Discipline Warranted for Work Refusal Complaint Not Made in Good Faith

As part of the Bill 168 amendments to the Occupational Health and Safety Act (“OHSA”), workers can initiate a work refusal where there is a threat of violence in the workplace. In a recent labour arbitration decision, the arbitrator found that where a work refusal complaint to the Ministry of Labour is not made in good faith, disciplinary measures may be taken, including suspension from employment.

In Canadian Union of Public Employees, Local 1487 v. Scarborough Hospital, a grievance was filed on behalf of an employee (the “Complainant”) whose employment was terminated for just case. The Complainant worked as a plumber at the Scarborough Hospital. He alleged that he was threatened by a co-worker.  The Complainant alleged that his co-worker suggested that he better watch himself or someone would “cut his tendons”. The other employee testified that he never uttered a threat and his comments related to a recent story in the Toronto Star regarding an assault perpetrated by the Hell’s Angels.

The Complainant testified that he did not initially feel threatened by the conversation but that the more he thought about it the more he perceived it as a threat. The arbitrator found that this leads more easily to a conclusion that a confusing conversation occurred which the complainant let fester into “an imagined threat in his mind”.

Shortly after the alleged threatening conversation, the Complainant was scheduled to work alone for a few hours on the Service Department level of the hospital. He testified that he did not feel safe and initiated a work refusal to his supervisor. The employer argued at the hearing that the employee never initiated a work refusal.  The employee did not complain to the Ministry of Labour at this time.

The Complainant went on a leave of absence. After being on leave for a period of time he demanded to be returned to work. When the employer did not return him to work immediately he filed a work refusal complaint with the Ministry of Labour. This occurred over two months after the incident.

The arbitrator concluded that no work refusal had been initiated and that the complaint to the Ministry of Labour was not made in good faith. He found not only that the claim was unfounded but that it was reckless.

The arbitrator held that discipline was warranted for making the improper work refusal allegations. However, he found that the appropriate disciplinary response was a suspension and not termination of employment.  In determining the level of discipline, the arbitrator took into account the Complainant’s five years of service as well as his clean disciplinary record.

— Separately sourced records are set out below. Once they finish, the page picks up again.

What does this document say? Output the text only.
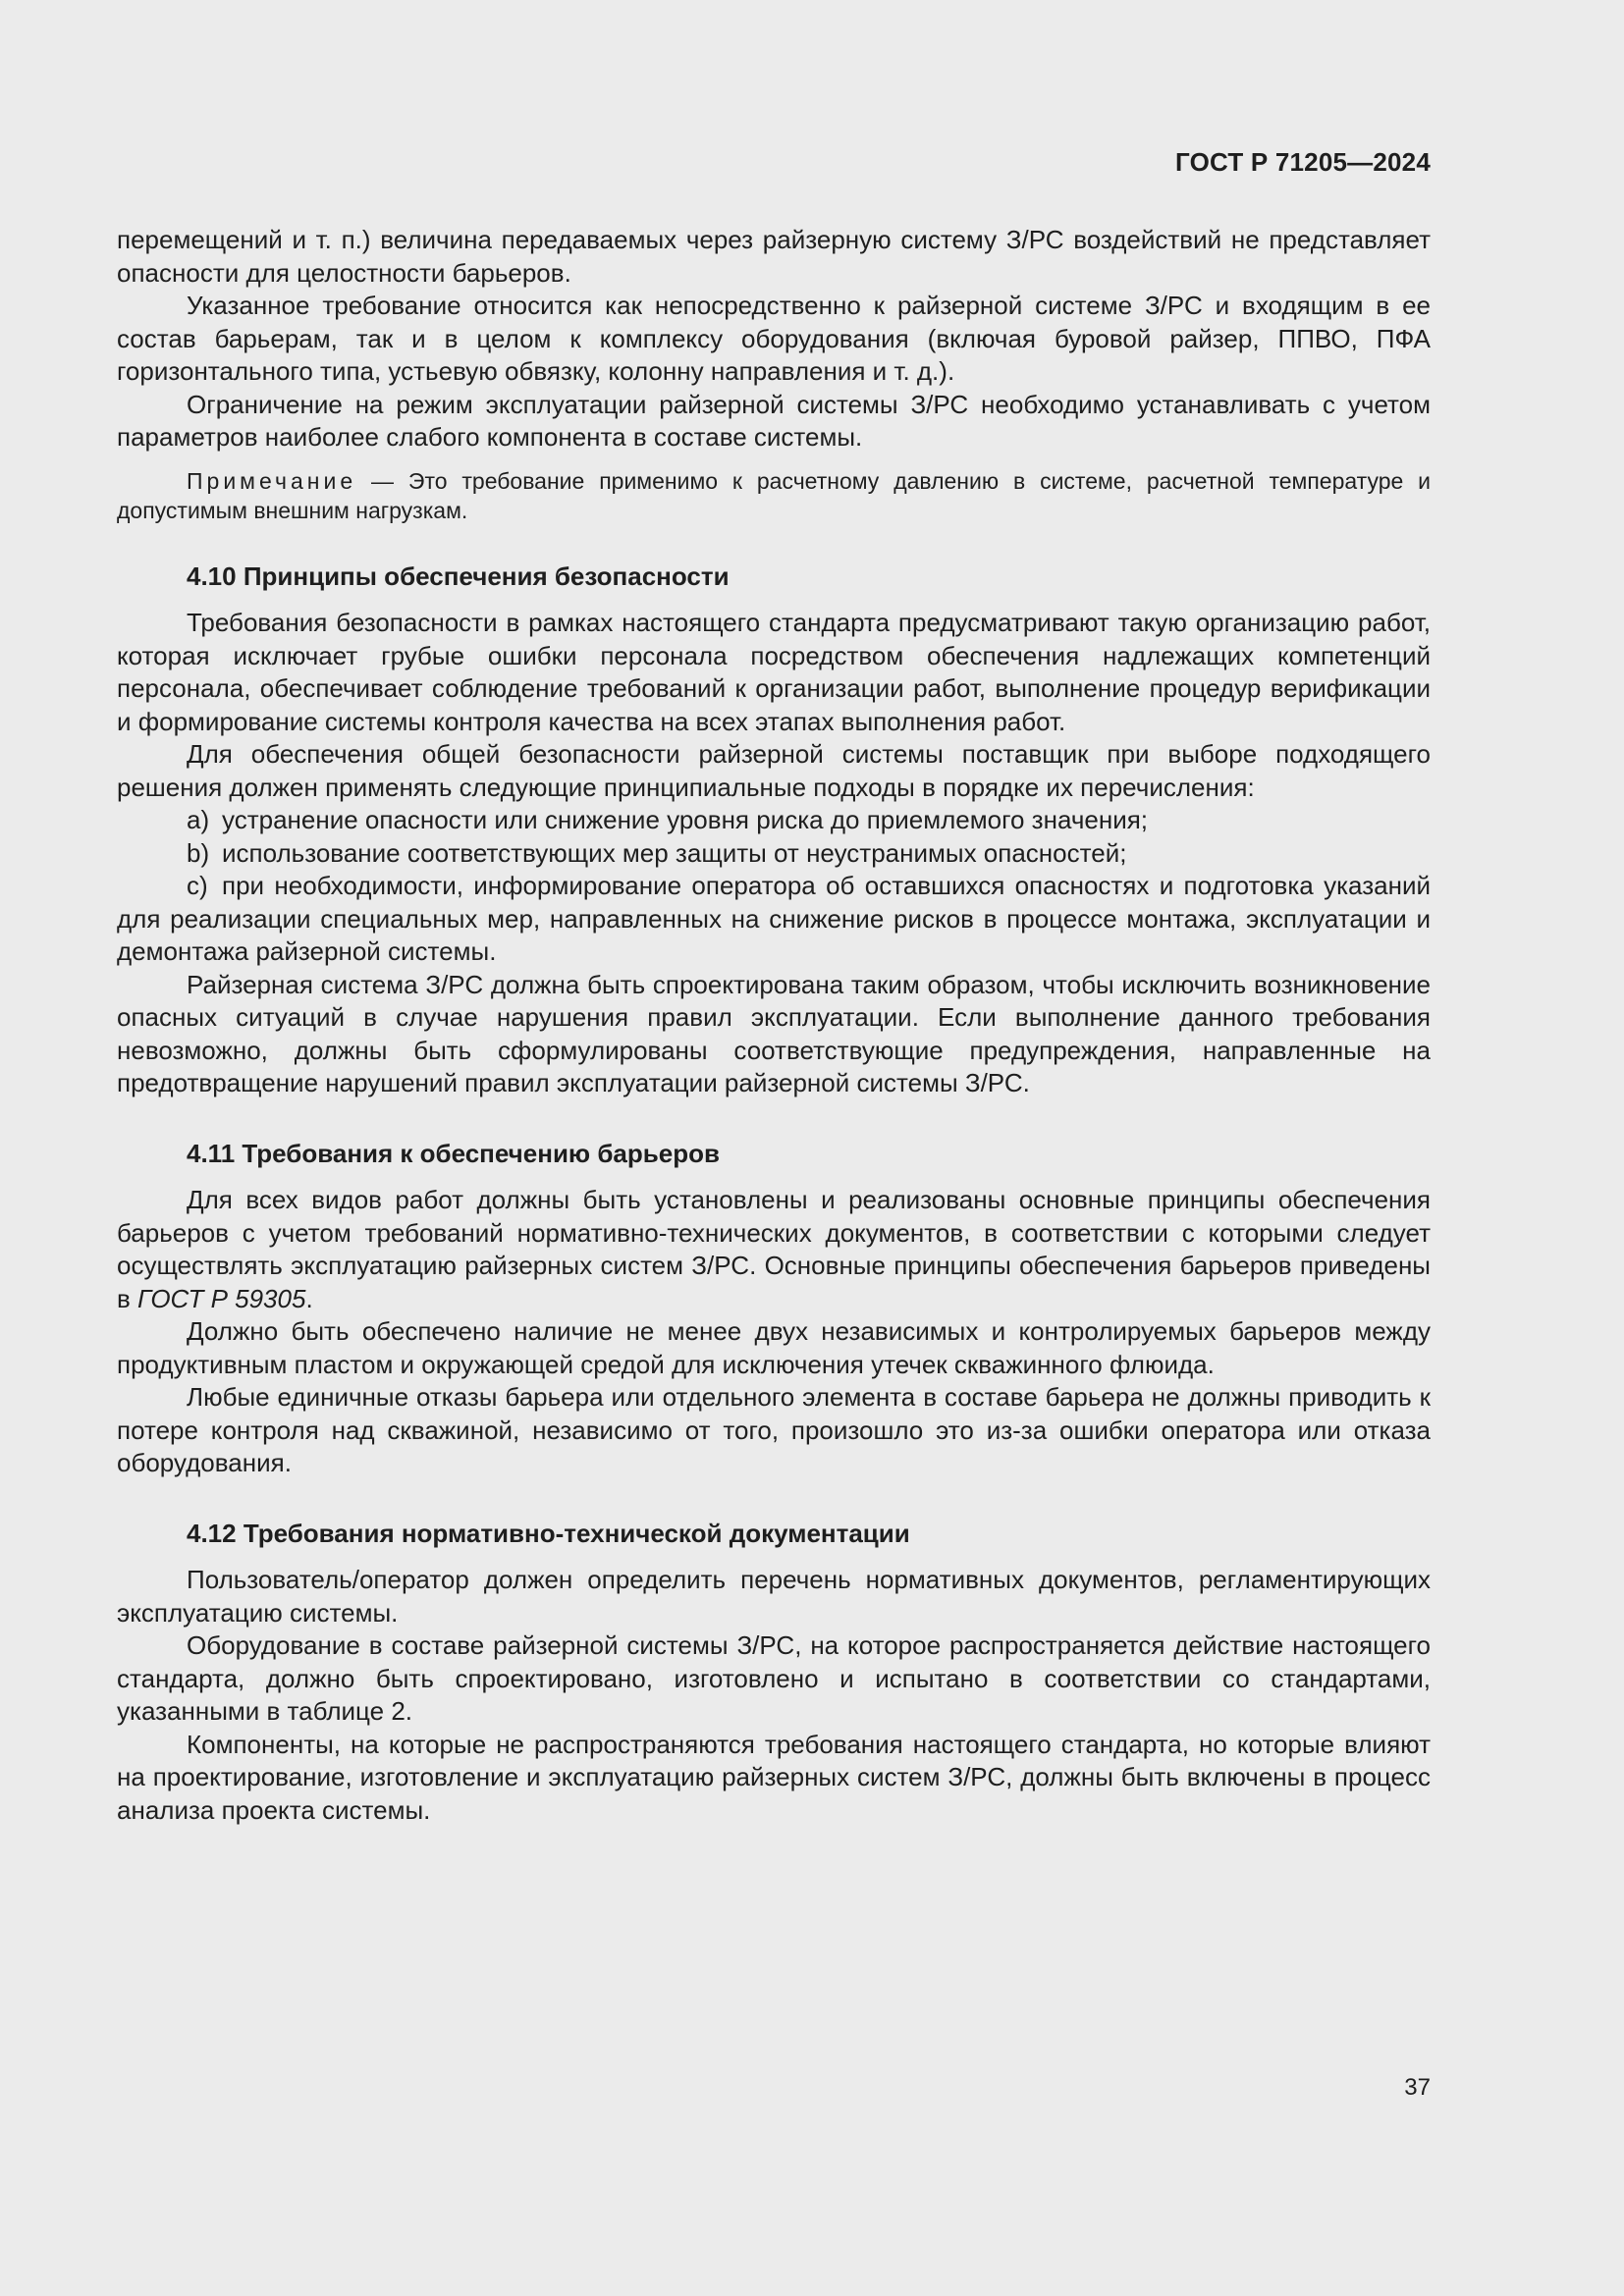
ГОСТ Р 71205—2024

перемещений и т. п.) величина передаваемых через райзерную систему З/РС воздействий не представляет опасности для целостности барьеров.

Указанное требование относится как непосредственно к райзерной системе З/РС и входящим в ее состав барьерам, так и в целом к комплексу оборудования (включая буровой райзер, ППВО, ПФА горизонтального типа, устьевую обвязку, колонну направления и т. д.).

Ограничение на режим эксплуатации райзерной системы З/РС необходимо устанавливать с учетом параметров наиболее слабого компонента в составе системы.

Примечание — Это требование применимо к расчетному давлению в системе, расчетной температуре и допустимым внешним нагрузкам.

4.10 Принципы обеспечения безопасности

Требования безопасности в рамках настоящего стандарта предусматривают такую организацию работ, которая исключает грубые ошибки персонала посредством обеспечения надлежащих компетенций персонала, обеспечивает соблюдение требований к организации работ, выполнение процедур верификации и формирование системы контроля качества на всех этапах выполнения работ.

Для обеспечения общей безопасности райзерной системы поставщик при выборе подходящего решения должен применять следующие принципиальные подходы в порядке их перечисления:

a) устранение опасности или снижение уровня риска до приемлемого значения;

b) использование соответствующих мер защиты от неустранимых опасностей;

c) при необходимости, информирование оператора об оставшихся опасностях и подготовка указаний для реализации специальных мер, направленных на снижение рисков в процессе монтажа, эксплуатации и демонтажа райзерной системы.

Райзерная система З/РС должна быть спроектирована таким образом, чтобы исключить возникновение опасных ситуаций в случае нарушения правил эксплуатации. Если выполнение данного требования невозможно, должны быть сформулированы соответствующие предупреждения, направленные на предотвращение нарушений правил эксплуатации райзерной системы З/РС.

4.11 Требования к обеспечению барьеров

Для всех видов работ должны быть установлены и реализованы основные принципы обеспечения барьеров с учетом требований нормативно-технических документов, в соответствии с которыми следует осуществлять эксплуатацию райзерных систем З/РС. Основные принципы обеспечения барьеров приведены в ГОСТ Р 59305.

Должно быть обеспечено наличие не менее двух независимых и контролируемых барьеров между продуктивным пластом и окружающей средой для исключения утечек скважинного флюида.

Любые единичные отказы барьера или отдельного элемента в составе барьера не должны приводить к потере контроля над скважиной, независимо от того, произошло это из-за ошибки оператора или отказа оборудования.

4.12 Требования нормативно-технической документации

Пользователь/оператор должен определить перечень нормативных документов, регламентирующих эксплуатацию системы.

Оборудование в составе райзерной системы З/РС, на которое распространяется действие настоящего стандарта, должно быть спроектировано, изготовлено и испытано в соответствии со стандартами, указанными в таблице 2.

Компоненты, на которые не распространяются требования настоящего стандарта, но которые влияют на проектирование, изготовление и эксплуатацию райзерных систем З/РС, должны быть включены в процесс анализа проекта системы.

37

Employers must take allegations of violence and harassment in the workplace seriously. As provided in the obligations codified in the OHSA, employers must create and implement policies which include measures and procedures: to control the risk of workplace violence, for summonsing assistance when violence occurs or is likely to occur, for reporting incidents of violence, and for how the employer will deal with and investigate complaints.  However, as this case suggests, when a complainant acts in bad faith, the employer may respond with discipline. Disciplinary action should be taken with caution and should only be implemented in situations where the complainant is clearly not acting in good faith.